Specifically highlighting quarterly international figures for what appears to be the first time, data from the first three months of 2023 shows the number of international trips was 1.5 million or 92 per cent of March 2020 levels, while nights spent in Australia by international visitors numbered 63.7 million – 98 per cent of the quarter in which Australia first shut its international border.

For the year to March 2023 – the first full year that Australia has had an open border – spend in Australia was at $18.3 billion or 64 per cent of the spend for the year to March 2020, nights spent in Australia were 171 million or 67 per cent of pre-COVID levels – indicating trip length has increased – while the number of trips to Australia by international visitors was 4.6 million or 58 per cent of the year to March 2020.

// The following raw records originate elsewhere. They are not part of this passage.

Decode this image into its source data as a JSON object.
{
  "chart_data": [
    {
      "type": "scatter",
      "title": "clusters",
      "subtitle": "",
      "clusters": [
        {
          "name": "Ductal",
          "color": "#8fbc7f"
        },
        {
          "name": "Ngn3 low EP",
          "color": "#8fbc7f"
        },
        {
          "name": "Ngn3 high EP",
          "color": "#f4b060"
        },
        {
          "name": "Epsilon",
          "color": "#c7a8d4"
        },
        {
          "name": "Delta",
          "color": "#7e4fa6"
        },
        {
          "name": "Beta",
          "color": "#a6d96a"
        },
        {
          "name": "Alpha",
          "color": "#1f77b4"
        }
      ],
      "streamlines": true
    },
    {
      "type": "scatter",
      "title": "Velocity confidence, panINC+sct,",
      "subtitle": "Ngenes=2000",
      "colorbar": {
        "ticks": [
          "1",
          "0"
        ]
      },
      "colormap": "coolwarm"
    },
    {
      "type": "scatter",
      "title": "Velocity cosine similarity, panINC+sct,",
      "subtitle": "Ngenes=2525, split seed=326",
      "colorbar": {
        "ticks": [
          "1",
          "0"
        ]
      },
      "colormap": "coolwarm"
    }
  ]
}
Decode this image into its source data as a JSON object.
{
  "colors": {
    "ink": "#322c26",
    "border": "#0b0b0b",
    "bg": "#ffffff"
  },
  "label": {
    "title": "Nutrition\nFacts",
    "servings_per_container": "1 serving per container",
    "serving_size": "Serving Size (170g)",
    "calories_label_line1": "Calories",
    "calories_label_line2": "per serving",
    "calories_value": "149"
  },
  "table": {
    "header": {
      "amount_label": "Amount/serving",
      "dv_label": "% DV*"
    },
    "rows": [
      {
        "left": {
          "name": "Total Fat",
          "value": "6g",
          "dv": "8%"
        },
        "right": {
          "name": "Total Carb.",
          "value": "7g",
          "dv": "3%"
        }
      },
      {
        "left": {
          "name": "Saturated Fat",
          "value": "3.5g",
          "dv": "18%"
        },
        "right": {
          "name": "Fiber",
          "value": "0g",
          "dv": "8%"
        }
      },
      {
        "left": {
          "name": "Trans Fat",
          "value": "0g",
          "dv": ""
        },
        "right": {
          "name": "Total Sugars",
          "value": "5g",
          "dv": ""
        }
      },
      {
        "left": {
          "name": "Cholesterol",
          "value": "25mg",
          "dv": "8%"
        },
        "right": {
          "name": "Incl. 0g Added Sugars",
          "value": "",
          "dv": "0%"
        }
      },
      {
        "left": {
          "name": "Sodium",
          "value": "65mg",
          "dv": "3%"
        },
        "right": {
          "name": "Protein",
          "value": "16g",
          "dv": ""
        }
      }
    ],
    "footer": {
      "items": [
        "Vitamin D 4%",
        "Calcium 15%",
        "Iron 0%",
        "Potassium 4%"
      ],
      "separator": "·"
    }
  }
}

The data shows that business travel makes up the same proportion of trips as in March 2020, although spend for business travel is up significantly – the number of trips is at 57 per cent of March 2020 levels, however spend is at 78 per cent of March 2020 levels – $1.5 billion.

For the year to March, New Zealand remains Australia’s top visitor market, followed by the UK, the US, India and Singapore. Visitors from the UK were the biggest spenders, contributing 1.6 million to Australia’s economy, while visitors from New Zealand, America and India all contributed $1.3 billion each.

In terms of the quarterly result for January to March, the surge in visitation may be influenced by the return of the Chinese market, after restrictions were eased in China allowing international travel again, however Chinese travel appears to only have recovered marginally, with figures for the year to December showing visitation from China was 93 per cent below December 2019 levels, while March results put visitation figures at 86 per cent below March 2020 levels – bearing in mind Australia shut its border to travellers from China at the start of February 2020, which will impact on comparison figures.

However Victoria’s state government has flagged that Chinese visitors have returned in force in Q1, with China regaining top spot as the number one international market for the state.